Naked except for her pantyhose, in a frenzy of inspiration, Jazz grabbed a miniskirt made entirely of forest-green sequins, tucked in a sheer organza shirt in the same color, plucked an ancient dark green velvet blazer from the pile of clothes she’d been planning to give away for two years, found some very high-heeled black pumps and a pair of huge, chunky glass earrings from Yves Saint Laurent that had cost her a thousand bucks three years ago and had been well worth it. Perfect!

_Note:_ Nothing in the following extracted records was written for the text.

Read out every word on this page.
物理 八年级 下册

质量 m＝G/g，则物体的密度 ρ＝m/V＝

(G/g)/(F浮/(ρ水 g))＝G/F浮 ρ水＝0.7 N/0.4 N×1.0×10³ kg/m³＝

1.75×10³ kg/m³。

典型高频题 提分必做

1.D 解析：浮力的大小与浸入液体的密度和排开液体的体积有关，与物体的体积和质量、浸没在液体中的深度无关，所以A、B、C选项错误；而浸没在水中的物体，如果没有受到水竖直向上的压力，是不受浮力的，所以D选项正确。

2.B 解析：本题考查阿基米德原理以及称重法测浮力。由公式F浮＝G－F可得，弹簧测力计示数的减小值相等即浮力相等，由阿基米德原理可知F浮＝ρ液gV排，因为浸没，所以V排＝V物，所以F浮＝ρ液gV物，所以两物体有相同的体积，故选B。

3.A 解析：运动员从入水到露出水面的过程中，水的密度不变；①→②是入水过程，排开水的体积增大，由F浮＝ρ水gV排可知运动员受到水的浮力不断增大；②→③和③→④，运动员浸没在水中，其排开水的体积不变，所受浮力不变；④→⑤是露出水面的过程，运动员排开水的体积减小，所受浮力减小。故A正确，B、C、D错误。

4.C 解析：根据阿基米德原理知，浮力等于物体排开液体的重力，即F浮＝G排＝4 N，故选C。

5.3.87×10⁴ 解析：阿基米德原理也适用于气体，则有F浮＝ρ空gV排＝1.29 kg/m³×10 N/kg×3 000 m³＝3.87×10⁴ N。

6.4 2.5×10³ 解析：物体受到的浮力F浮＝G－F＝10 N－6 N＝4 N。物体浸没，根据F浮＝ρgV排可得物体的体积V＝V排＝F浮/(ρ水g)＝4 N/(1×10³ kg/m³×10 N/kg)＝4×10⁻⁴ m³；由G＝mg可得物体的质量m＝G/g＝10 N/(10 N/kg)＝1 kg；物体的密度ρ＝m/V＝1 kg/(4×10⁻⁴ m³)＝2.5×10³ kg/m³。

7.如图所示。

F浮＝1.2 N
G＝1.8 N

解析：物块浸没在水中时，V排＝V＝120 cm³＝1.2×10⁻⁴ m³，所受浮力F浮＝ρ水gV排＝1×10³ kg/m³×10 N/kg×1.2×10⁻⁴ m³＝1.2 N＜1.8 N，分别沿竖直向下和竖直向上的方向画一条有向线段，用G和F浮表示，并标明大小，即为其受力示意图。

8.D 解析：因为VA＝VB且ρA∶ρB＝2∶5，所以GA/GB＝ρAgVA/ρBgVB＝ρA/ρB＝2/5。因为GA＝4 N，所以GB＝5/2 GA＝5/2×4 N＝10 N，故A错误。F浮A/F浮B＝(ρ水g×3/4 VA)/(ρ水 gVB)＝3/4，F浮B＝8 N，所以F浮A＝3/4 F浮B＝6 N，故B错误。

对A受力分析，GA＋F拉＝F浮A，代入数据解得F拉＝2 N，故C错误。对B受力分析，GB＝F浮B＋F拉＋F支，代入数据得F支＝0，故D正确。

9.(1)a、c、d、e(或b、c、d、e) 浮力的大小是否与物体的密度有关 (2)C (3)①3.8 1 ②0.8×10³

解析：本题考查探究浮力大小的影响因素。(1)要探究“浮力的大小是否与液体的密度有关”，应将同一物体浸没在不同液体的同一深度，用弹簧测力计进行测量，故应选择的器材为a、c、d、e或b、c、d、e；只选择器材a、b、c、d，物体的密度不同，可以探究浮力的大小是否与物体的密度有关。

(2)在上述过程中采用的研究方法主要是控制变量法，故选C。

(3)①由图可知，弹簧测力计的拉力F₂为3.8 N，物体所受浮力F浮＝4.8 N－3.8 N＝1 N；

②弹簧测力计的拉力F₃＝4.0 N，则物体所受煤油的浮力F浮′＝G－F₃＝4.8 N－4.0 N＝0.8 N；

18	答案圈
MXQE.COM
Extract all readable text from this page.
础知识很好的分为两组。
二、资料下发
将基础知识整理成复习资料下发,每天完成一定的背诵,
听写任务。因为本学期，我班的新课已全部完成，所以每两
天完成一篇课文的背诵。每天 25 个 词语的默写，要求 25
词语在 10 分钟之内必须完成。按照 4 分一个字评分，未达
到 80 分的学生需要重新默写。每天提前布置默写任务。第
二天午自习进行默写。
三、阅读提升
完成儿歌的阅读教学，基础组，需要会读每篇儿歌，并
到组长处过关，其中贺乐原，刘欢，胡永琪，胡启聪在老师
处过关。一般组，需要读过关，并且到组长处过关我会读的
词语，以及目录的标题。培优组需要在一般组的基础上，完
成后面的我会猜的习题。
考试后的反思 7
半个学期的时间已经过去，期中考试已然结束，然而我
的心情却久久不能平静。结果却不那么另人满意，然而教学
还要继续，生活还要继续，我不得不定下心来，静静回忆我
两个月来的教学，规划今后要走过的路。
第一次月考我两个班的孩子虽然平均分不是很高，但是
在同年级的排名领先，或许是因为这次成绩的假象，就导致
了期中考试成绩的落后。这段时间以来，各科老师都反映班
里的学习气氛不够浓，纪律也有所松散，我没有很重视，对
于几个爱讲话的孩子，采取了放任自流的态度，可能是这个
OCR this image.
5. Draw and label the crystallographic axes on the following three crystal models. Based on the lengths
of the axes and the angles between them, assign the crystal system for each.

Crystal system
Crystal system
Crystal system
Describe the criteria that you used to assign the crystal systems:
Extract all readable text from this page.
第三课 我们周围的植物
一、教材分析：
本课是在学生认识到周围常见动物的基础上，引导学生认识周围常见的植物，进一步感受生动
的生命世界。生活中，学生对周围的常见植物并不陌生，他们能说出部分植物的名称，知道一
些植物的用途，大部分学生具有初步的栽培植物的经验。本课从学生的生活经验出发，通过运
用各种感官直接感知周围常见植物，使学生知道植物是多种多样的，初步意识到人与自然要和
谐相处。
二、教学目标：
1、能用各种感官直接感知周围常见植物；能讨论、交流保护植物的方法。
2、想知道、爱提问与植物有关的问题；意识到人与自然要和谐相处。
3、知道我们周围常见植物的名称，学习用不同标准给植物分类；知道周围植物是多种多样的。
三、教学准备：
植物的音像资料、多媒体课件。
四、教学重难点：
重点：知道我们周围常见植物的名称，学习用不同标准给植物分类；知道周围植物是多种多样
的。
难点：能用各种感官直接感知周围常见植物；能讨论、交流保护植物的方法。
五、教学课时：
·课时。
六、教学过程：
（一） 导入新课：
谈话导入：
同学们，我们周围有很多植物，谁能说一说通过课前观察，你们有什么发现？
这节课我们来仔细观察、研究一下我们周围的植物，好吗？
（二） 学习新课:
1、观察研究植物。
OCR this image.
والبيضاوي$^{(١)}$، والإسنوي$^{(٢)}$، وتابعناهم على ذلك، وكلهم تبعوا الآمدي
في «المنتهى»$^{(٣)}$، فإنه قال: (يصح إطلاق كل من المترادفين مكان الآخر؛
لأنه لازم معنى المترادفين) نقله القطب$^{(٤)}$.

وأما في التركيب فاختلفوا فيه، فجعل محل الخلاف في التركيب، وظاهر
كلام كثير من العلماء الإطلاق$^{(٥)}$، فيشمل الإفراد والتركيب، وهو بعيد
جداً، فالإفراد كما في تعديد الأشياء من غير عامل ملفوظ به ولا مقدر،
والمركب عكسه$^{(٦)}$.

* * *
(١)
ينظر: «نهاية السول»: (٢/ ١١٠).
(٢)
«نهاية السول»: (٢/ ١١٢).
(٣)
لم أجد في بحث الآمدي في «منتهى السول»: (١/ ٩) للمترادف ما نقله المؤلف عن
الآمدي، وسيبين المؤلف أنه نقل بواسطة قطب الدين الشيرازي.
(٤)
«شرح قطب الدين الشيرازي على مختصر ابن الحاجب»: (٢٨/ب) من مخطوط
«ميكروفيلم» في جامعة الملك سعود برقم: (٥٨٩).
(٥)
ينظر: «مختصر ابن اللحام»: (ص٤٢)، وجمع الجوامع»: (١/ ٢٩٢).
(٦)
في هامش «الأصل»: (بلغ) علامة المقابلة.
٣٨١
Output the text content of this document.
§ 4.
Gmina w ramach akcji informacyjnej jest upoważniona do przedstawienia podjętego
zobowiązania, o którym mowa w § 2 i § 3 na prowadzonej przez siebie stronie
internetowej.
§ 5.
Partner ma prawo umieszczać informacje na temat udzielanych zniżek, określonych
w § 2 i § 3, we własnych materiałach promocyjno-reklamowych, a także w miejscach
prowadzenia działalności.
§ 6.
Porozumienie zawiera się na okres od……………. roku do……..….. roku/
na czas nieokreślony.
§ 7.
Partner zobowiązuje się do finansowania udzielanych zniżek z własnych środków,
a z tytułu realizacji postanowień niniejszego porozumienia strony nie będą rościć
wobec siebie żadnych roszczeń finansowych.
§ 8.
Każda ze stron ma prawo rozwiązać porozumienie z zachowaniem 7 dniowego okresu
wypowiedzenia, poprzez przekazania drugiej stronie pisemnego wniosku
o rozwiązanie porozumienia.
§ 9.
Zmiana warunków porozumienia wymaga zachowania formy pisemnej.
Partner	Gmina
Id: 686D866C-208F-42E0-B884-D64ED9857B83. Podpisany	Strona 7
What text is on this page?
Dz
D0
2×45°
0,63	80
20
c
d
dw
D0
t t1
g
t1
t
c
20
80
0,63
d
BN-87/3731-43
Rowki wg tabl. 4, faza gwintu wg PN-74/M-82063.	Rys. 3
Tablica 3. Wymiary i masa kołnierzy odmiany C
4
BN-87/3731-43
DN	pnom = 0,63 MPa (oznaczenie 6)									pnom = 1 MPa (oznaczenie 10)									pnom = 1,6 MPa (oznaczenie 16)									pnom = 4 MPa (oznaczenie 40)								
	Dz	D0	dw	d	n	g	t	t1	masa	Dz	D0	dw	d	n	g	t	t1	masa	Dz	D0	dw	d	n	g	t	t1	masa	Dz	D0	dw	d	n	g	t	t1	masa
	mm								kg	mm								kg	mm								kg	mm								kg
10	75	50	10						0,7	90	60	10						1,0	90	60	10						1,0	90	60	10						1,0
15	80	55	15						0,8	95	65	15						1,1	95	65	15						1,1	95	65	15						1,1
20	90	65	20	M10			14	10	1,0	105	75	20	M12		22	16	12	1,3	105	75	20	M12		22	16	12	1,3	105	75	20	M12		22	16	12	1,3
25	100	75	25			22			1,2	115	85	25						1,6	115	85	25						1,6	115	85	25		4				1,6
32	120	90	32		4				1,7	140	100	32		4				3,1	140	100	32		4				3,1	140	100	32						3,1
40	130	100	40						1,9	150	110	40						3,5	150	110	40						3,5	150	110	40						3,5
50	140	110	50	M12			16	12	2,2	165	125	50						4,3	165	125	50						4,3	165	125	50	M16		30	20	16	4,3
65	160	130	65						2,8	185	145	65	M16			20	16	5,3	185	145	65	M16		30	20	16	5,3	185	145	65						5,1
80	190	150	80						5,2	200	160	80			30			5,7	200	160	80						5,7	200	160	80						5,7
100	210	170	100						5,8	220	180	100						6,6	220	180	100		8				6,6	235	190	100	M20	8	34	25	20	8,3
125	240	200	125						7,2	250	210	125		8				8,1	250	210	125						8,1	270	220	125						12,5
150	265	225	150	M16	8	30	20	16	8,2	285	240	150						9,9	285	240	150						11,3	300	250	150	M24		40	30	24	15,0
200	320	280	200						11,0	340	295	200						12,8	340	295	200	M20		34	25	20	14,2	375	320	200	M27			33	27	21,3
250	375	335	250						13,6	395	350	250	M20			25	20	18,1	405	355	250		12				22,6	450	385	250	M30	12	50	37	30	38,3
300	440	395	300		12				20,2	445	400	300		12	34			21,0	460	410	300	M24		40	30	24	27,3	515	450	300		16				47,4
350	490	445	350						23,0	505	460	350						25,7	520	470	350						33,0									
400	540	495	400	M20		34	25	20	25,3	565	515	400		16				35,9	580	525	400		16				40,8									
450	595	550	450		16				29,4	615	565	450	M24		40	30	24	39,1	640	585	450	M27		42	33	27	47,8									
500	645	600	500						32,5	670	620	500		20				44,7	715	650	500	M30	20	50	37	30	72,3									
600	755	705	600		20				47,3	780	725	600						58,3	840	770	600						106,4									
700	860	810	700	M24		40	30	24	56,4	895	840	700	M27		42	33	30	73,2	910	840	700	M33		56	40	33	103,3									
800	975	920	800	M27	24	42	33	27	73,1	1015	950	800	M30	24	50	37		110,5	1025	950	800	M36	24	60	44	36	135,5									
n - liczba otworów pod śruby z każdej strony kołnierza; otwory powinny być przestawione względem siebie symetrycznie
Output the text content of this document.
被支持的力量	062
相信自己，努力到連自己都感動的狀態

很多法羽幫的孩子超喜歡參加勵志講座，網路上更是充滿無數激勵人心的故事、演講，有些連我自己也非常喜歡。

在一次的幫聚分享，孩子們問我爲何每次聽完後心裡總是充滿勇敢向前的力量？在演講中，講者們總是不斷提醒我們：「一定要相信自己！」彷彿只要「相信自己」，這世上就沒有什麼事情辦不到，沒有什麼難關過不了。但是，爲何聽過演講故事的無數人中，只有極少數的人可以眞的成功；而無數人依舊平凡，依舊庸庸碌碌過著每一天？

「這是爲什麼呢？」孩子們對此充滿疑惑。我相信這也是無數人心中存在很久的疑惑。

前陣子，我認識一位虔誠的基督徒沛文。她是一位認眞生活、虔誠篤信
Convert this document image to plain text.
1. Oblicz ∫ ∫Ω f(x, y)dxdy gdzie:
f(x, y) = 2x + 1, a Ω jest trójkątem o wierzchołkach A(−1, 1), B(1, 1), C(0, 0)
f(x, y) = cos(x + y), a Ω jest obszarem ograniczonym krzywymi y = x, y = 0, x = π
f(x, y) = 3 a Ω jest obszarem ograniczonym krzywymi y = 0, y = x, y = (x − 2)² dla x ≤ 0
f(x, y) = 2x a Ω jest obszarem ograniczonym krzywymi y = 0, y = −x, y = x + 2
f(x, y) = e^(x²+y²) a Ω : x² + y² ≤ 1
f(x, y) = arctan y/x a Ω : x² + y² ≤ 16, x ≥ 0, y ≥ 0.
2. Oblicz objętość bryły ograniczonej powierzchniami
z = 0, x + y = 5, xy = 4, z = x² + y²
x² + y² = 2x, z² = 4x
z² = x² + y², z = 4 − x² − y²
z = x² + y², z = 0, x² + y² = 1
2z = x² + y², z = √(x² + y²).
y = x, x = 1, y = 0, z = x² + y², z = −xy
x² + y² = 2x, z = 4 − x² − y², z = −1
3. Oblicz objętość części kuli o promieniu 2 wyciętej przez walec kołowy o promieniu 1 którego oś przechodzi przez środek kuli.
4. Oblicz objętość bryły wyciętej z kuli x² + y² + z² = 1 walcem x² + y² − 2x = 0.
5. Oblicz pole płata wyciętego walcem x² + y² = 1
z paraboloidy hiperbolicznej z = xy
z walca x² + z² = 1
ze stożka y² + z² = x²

It had everything, the throwaway cool of the old jacket, the tease of the shirt, the audacity of the skirt, and the deliberate mismatch of the much-too-glitzy earrings.

She pranced to the door when she heard it ring.
Casey Nelson stood outside, in cord slacks, an Armani jacket and a thin brown wool turtleneck.

“Hi,” she murmured. “You’re right on time.” How, she wondered, did he know exactly what to wear for Spago?

“You look like … a tree … a gorgeous Christmas tree,” he said admiringly, twirling her around.

“I felt sort of seasonal,” Jazz said lightly. How could she have forgotten that Christmas was less than a month away? She made it a point never to dress to fit the season. Now she looked as if she were in costume for a Christmas play in kindergarten. Tacky, tacky, tacky, but too late to change.